As Ramzan Kadyrov and the Kremlin seek to legitimize their control of Chechnya, there is a steady rewriting and glossing over of history underway. One dramtic example of this is found in the strenuous effort to promote Akhmad Kadyrov as the father of modern Chechnya.
Indeed, Grozny’s stadium has been named after him. And the former Lenin Prospekt (street) has been renamed Akhmad Kadyrov Prospekt – which just happens to lead to the Akhmad Kadyrov Mosque at the center of Grozny. But probably the most notable efforts are those found at the Akhmad Kadyrov Museum (located at the end of Putin Prospekt).
As you can see below, the museum complex is an impressive structure… At the base of the spire in the center is an eternal flame:
Now, the Kadyrovs have a credibility and popularity problem with the Chechen public at large. So, at the Akhmad Kadyrov Museum, a theme that is more popular with the public- the Russian victory in the Great Patriotic War (World War II) – has been added in the form of a monument to try and boost attendance.
However, this campaign does not appear to be particularly successful as we were the only visitors when we went and, according to one of the guards on the site, this is the norm.
Below, one can see the view from the base of the spire… Recognize that building in the center? That’s the House of Publishing that was just recently destroyed during heavy fighting in Grozny:
Inside, the museum, which covers two floors, opens up into a massive exhibition hall in which one if left with the impression that every feasible surface has been covered in gold, marble or crystal.
The entrance floor has a small exhibition – at least when we visited – of contemporary paintings, but the real magic is on the lower level. The lower level is essentially a shrine to Akhmad Kadyrov:
In one corner, we see what we were told is an exact recreation of Kadyrov Sr.’s office – complete with the portrait of Putin that he supposedly had hanging in his office:
A separate desk and meeting table inside his office for important cabinet ministers:
Elsewhere across the exhibition hall are displayed numerous bits of Akhmad Kadyrov, such as some of the clothing he was wearing on the day he died and numerous photographs from his life.
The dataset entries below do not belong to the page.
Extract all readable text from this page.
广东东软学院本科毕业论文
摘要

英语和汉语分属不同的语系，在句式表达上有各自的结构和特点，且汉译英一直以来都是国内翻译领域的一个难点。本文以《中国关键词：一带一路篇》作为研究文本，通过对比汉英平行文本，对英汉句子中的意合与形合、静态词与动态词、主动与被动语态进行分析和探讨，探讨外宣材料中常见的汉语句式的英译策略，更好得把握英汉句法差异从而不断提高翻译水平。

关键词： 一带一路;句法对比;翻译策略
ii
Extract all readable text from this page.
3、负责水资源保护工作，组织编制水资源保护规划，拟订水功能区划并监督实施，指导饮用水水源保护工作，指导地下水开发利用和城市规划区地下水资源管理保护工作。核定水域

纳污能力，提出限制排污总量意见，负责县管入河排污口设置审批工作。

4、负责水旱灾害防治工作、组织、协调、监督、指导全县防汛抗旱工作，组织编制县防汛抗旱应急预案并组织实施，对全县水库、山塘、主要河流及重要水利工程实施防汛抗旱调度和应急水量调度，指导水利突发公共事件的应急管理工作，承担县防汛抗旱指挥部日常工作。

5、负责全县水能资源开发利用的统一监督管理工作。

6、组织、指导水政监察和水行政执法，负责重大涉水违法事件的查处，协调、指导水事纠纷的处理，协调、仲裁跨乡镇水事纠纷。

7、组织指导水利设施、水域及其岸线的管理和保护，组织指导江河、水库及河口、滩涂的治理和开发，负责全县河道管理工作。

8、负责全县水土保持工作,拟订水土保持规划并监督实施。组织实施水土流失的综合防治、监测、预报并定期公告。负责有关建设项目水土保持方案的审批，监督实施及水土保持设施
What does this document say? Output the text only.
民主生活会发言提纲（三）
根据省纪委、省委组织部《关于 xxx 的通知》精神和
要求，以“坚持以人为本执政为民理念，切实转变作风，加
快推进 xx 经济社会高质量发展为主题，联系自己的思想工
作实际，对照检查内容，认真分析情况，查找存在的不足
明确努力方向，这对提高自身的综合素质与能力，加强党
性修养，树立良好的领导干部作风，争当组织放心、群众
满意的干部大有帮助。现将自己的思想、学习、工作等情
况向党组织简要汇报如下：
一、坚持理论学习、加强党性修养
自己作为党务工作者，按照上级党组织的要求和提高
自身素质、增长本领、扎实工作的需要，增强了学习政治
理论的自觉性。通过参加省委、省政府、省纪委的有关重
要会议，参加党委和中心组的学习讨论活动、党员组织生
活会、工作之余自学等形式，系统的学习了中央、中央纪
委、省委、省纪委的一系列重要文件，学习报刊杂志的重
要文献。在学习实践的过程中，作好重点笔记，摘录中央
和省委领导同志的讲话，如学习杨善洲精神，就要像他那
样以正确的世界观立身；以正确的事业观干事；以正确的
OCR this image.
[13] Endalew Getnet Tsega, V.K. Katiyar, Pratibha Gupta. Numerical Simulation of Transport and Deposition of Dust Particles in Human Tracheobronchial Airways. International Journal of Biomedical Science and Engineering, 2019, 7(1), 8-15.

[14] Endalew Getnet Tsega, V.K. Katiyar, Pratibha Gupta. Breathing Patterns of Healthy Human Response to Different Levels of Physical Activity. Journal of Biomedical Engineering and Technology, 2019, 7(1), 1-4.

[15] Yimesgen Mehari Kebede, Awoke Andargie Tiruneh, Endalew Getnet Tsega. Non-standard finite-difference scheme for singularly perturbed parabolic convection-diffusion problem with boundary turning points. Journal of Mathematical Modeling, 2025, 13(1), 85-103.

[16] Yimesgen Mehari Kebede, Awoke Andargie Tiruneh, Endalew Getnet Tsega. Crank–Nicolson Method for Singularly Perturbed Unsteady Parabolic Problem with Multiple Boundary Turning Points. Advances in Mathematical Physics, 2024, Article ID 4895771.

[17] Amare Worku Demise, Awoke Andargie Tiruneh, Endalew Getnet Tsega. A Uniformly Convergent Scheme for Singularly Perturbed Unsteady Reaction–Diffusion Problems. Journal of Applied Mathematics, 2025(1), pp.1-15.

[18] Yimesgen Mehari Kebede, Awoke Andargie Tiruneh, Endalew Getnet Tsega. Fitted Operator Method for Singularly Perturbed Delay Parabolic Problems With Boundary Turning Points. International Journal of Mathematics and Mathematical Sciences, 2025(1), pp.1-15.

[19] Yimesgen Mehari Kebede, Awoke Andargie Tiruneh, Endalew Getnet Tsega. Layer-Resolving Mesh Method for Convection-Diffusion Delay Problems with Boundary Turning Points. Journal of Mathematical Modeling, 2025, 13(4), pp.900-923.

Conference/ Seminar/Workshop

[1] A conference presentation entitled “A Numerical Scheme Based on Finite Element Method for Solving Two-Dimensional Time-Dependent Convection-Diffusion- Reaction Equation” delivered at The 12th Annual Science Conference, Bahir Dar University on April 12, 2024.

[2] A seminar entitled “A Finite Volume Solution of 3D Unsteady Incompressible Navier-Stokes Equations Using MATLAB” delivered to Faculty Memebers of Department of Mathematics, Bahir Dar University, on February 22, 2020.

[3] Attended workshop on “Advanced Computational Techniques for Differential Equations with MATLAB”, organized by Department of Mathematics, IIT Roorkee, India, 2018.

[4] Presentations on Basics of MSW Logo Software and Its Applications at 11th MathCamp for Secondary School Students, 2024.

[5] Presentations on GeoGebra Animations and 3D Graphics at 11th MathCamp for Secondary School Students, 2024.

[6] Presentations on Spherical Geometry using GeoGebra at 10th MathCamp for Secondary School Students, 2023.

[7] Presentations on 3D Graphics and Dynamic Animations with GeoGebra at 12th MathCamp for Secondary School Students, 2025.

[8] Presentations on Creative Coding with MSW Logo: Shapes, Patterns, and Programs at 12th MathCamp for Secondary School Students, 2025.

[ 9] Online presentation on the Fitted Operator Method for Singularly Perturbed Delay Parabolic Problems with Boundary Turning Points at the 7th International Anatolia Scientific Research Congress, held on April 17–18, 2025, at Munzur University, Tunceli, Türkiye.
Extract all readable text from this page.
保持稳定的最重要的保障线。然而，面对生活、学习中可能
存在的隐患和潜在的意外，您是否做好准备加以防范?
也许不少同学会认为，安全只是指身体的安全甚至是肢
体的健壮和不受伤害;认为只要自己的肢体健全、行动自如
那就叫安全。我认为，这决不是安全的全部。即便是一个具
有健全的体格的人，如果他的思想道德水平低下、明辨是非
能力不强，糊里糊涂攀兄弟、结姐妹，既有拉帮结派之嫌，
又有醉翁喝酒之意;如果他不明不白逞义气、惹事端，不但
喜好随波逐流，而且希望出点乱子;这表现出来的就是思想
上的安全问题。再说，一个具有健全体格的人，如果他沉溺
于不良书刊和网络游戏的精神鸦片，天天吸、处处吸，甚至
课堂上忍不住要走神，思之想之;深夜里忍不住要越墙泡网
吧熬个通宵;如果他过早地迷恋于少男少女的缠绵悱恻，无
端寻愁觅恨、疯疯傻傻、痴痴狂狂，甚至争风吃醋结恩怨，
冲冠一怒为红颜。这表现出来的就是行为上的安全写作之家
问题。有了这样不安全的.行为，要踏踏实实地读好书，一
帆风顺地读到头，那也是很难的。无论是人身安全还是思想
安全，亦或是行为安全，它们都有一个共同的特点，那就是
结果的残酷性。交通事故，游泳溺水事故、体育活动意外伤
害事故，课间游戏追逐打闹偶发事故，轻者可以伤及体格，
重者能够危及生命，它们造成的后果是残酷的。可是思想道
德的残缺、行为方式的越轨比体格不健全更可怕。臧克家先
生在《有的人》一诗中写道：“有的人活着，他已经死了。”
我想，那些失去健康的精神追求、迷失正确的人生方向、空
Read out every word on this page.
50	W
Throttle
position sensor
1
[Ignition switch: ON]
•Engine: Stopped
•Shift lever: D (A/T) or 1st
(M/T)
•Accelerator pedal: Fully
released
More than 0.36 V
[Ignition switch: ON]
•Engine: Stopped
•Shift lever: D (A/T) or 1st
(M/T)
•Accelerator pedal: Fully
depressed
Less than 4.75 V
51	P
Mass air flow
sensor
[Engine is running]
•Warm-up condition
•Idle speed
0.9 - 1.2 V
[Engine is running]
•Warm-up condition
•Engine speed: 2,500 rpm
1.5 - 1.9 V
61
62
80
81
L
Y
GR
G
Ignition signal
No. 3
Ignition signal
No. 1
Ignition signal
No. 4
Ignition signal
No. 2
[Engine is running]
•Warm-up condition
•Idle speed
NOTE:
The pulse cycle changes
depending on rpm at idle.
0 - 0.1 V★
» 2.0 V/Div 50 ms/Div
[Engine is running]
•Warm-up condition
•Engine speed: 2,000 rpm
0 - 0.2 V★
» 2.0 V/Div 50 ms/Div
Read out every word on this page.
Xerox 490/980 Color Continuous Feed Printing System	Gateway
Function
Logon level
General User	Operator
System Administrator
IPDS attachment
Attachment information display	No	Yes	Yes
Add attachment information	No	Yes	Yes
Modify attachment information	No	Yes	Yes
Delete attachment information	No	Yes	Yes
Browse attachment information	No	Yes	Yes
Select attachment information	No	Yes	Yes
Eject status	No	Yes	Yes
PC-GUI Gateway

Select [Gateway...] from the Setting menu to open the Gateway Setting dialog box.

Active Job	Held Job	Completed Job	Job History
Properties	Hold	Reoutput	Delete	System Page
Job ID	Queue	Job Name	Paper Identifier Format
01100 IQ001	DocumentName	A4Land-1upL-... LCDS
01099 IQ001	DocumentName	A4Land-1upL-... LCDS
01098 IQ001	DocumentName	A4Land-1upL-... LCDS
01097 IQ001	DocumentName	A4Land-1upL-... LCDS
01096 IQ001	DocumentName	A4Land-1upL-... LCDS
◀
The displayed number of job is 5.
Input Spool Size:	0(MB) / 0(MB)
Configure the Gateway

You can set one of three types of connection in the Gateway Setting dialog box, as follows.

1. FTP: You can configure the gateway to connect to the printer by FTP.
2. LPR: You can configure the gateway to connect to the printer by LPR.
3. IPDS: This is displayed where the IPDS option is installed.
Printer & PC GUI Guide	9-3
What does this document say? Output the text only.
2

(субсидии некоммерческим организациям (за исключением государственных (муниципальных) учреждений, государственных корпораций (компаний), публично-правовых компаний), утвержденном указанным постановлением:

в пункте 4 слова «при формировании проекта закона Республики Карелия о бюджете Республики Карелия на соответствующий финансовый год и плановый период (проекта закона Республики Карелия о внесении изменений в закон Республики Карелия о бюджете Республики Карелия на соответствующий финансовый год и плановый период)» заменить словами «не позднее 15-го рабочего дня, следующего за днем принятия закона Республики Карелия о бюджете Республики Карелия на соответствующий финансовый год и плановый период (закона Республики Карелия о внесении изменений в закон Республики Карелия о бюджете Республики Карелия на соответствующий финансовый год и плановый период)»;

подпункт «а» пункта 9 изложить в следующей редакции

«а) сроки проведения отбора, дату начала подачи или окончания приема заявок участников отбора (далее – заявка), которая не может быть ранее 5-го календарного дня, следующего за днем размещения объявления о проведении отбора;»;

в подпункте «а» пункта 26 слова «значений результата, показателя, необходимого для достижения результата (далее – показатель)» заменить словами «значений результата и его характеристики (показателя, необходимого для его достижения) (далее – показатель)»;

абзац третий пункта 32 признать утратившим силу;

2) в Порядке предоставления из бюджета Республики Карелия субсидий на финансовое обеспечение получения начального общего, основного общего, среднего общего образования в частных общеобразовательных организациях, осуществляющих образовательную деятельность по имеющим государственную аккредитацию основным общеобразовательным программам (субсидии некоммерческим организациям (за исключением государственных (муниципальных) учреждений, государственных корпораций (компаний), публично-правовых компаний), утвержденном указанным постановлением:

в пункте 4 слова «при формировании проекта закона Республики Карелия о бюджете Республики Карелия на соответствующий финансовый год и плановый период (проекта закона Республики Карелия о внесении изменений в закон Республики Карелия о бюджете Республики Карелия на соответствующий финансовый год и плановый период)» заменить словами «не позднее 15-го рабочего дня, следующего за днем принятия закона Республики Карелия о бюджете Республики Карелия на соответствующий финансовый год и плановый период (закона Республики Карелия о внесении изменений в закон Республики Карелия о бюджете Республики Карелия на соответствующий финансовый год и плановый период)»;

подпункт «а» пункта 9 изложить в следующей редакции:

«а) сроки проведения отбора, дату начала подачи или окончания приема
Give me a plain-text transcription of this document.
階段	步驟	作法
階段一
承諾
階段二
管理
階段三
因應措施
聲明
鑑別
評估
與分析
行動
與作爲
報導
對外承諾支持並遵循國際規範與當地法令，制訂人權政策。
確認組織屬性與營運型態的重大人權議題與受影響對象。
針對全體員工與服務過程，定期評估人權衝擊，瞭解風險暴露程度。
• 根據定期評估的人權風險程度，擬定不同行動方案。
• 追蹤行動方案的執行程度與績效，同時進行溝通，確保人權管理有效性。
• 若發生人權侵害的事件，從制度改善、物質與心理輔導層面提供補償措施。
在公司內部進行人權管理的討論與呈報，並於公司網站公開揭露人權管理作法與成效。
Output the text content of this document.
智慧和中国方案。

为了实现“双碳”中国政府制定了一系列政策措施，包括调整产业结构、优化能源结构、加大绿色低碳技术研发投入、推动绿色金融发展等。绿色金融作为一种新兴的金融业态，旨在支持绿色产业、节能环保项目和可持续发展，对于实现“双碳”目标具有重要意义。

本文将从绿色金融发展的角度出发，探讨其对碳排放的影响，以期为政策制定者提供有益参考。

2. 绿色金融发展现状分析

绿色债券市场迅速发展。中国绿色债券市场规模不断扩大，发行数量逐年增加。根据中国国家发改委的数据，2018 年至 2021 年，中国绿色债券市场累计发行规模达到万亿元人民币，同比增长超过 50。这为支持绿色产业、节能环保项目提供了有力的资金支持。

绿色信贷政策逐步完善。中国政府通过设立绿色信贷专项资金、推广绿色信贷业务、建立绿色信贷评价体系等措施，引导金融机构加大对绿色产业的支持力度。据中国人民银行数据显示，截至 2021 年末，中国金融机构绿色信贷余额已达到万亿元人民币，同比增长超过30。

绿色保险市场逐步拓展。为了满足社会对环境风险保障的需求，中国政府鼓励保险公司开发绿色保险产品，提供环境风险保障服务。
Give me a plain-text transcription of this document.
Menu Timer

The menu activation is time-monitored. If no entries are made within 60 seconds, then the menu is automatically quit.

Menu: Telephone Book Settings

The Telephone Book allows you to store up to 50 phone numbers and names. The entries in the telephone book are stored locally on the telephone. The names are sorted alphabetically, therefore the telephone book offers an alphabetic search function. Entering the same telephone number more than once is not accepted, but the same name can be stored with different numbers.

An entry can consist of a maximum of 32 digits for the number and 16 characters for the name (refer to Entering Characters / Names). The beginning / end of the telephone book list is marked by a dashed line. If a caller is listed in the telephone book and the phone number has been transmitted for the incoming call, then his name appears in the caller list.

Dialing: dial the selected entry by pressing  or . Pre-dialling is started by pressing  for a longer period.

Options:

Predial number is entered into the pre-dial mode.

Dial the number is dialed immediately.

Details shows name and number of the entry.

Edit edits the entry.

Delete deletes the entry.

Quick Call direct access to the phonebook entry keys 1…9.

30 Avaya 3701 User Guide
One photograph of him that I found noteworthy was this picture of the explosion that killed him:
Vladimir Putin with Ramzan Kadyrov:
An interesting aspect to this is that no one we met in the North Caucasus (and we met a lot of people) believes that Islamic militants were responsible for the bombing that killed Akhmad Kadyrov (Islamic militants killing him is the official version of events). Instead, it is simply taken for granted that the Russian security forces were responsible for his death as he was presumably not reliable enough for Putin & Co. And, indeed, there is a fair amount of circumstantial evidence to support this scenario. If it is true, that makes the relationship between Ramzan Kadyrov and Vladimir Putin an interesting one. Rather than best buddies as is commonly perceived in the West, it would imply that the relationship is one based more on fear as Ramzan would have little doubt about what Putin is capable of. And regardless of whether any of this is true or not, simply the knowledge that it might be true is likely an ambiguity that Putin enjoys. In other words, Ramzan may have more to fear from Russian security forces than from Islamic militants.
Although the primary focus is on Akhmad Kadyrov, there were some other photographs and displays in the exhibition hall focused on the time the Soviet Union was active in Afghanistan:
Given my enthusiasm for Afghanistan, I quite enjoyed this small section:
As I was walking through the museum, I was left with a foreboding image, undoubtedly prompted by the scenes of looting we saw with Saddam Hussein’s palaces in Iraq or with Gadaffi’s luxury compound in the center of Tripoli, of a dark future in which this site is being ransacked by triumphant rebel fighters.